Agora, no pior momento da pandemia no Brasil, médicos de UTIs ouvidos pela BBC News Brasil também alertam para o provável aumento da taxa de mortalidade entre pacientes intubados em todas as regiões do país.

Isso porque, a superlotação de hospitais de Norte a Sul está levando à demora na intubação de pacientes graves, agravando o quadro deles. E profissionais de saúde sem experiência em ventilação mecânica estão sendo alocados para UTIs improvisadas. Além disso, médicos e associações farmacêuticas alertam que o estoque de medicamentos necessários para intubação está perto de acabar.

Os números da pesquisa de Ranzani e Bozza evidenciam que um paciente intubado numa UTI tem muito mais chances de sobreviver que os atendidos com ventilação mecânica na enfermaria ou nos corredores.

“Quanto mais especializado o serviço, menor a mortalidade”, diz a pneumologista do Albert Einstein Carmen Valente Barbas, professora da Faculdade de medicina da USP.

“O que tem sido feito em alguns hospitais do país é uma tentativa de treinamentos de urgência para os médicos, enfermeiros e fisioterapeutas que acabaram tendo que trabalhar na área intensiva, devido à situação de emergência. Mas não é a mesma coisa que ter formação e experiência na área.”

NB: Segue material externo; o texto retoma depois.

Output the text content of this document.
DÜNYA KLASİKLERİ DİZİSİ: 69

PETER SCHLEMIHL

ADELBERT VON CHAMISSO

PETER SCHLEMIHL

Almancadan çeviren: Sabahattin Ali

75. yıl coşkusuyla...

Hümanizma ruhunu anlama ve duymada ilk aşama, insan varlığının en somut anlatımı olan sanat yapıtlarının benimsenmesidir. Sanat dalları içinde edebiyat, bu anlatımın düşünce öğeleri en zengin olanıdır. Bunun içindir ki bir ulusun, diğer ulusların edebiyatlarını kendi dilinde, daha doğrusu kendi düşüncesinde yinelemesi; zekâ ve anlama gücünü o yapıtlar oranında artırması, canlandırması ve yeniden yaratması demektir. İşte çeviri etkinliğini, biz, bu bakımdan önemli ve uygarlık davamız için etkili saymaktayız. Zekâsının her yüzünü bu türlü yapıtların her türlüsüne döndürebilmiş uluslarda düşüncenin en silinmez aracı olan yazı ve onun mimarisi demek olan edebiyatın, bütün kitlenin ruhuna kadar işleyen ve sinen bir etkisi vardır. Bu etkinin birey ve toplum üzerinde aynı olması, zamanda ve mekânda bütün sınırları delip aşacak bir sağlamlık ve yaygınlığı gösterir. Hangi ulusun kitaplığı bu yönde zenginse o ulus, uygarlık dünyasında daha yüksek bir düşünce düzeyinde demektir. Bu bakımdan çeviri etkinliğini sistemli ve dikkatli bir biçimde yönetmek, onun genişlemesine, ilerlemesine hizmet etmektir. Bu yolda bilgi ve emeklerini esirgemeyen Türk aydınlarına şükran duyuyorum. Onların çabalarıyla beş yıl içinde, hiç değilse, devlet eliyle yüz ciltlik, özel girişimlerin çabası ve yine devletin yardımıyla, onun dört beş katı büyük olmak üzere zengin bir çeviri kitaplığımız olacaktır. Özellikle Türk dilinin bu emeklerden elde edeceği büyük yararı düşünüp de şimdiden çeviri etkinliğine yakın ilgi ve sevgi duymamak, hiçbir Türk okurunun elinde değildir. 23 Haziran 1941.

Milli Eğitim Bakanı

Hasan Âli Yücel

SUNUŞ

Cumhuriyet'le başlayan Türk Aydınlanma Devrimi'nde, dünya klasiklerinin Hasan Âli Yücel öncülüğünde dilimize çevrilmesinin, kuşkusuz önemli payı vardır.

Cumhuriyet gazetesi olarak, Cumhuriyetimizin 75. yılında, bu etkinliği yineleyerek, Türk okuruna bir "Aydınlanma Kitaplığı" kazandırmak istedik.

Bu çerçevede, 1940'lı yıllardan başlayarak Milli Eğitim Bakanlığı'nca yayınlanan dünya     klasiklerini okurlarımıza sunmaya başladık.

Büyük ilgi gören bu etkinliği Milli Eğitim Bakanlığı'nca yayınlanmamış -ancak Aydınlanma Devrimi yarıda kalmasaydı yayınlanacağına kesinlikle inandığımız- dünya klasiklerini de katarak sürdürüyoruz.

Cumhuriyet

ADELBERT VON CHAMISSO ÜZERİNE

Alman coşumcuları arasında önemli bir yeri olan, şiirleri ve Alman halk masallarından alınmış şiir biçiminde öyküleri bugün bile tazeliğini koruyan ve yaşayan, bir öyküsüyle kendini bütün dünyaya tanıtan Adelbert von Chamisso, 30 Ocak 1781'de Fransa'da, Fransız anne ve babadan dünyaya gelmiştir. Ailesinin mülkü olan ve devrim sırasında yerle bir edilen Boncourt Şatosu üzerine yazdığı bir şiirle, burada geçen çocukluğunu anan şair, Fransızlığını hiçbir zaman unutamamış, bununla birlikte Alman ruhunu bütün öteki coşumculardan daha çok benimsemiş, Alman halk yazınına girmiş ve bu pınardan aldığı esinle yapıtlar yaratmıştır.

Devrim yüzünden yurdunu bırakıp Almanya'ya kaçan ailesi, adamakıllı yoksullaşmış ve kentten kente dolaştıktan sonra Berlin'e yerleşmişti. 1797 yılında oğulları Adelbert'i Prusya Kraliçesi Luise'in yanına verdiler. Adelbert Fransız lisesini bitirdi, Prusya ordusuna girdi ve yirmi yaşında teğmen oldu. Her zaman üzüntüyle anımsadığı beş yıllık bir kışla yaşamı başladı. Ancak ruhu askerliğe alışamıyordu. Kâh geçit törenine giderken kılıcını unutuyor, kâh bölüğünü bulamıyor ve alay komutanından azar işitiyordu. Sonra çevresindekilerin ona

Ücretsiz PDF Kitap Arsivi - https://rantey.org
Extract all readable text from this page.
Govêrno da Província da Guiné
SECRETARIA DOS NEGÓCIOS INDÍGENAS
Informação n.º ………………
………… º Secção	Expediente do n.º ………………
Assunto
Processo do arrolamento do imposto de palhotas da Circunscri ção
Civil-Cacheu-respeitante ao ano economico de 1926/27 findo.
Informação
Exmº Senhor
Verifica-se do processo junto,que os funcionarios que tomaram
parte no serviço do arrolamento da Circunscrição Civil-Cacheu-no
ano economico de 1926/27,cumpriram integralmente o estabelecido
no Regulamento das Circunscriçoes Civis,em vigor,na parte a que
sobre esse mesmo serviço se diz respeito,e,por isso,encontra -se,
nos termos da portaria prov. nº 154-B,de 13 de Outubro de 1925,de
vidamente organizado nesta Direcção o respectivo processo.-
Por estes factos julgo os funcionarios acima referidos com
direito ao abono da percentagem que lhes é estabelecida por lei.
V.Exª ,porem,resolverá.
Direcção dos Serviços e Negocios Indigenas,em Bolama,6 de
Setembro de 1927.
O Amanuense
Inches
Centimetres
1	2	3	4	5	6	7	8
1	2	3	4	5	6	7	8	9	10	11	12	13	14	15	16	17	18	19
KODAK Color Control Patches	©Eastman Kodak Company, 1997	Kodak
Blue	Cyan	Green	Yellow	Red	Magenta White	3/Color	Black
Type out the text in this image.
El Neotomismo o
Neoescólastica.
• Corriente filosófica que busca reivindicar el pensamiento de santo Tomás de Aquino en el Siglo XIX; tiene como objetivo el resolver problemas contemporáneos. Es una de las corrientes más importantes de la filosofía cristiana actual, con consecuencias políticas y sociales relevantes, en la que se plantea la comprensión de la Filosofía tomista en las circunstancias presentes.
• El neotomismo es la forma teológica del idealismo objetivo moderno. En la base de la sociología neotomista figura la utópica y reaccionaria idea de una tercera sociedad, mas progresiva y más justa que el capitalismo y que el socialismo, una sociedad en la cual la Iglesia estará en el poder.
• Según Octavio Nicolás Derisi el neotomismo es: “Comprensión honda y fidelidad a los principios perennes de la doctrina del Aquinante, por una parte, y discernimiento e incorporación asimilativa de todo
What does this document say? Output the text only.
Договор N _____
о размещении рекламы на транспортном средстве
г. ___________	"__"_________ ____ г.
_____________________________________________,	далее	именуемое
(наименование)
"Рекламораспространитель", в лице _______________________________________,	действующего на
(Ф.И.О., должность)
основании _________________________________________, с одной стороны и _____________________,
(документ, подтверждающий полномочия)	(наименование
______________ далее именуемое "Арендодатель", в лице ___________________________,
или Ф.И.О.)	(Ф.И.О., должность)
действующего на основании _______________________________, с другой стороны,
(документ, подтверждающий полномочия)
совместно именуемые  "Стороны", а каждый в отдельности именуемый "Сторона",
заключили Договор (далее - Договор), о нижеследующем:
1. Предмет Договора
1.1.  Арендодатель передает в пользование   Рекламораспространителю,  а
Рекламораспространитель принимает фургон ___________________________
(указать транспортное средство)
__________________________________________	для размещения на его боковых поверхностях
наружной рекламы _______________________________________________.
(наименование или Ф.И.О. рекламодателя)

Os médicos ouvidos pela BBC News Brasil dizem que o cenário de improviso e caos, que impacta diretamente o número de mortes, poderia ter sido minimizado, se medidas de distanciamento social e isolamento tivessem sido adotadas, em conjunto com uma mensagem nacional de defesa do uso de máscara e lavagem constante das mãos.

“Existe um problema de comunicação grande no país, porque não tem uma orientação única no sentido de dizer que precisa usar máscara e manter distanciamento”, critica o professor da USP Carlos Carvalho, diretor da Divisão de Pneumologia do Hospital das Clínicas

“Qualquer deslize, se você tiver a infelicidade de estar perto de alguém com Covid e não tomar cuidado, você pega rapidamente. Pode acontecer ao baixar a máscara para comer um sanduíche”, destaca Carmen Valente Barbas, que ficou sete dias intubada após pegar Covid-19 no ano passado.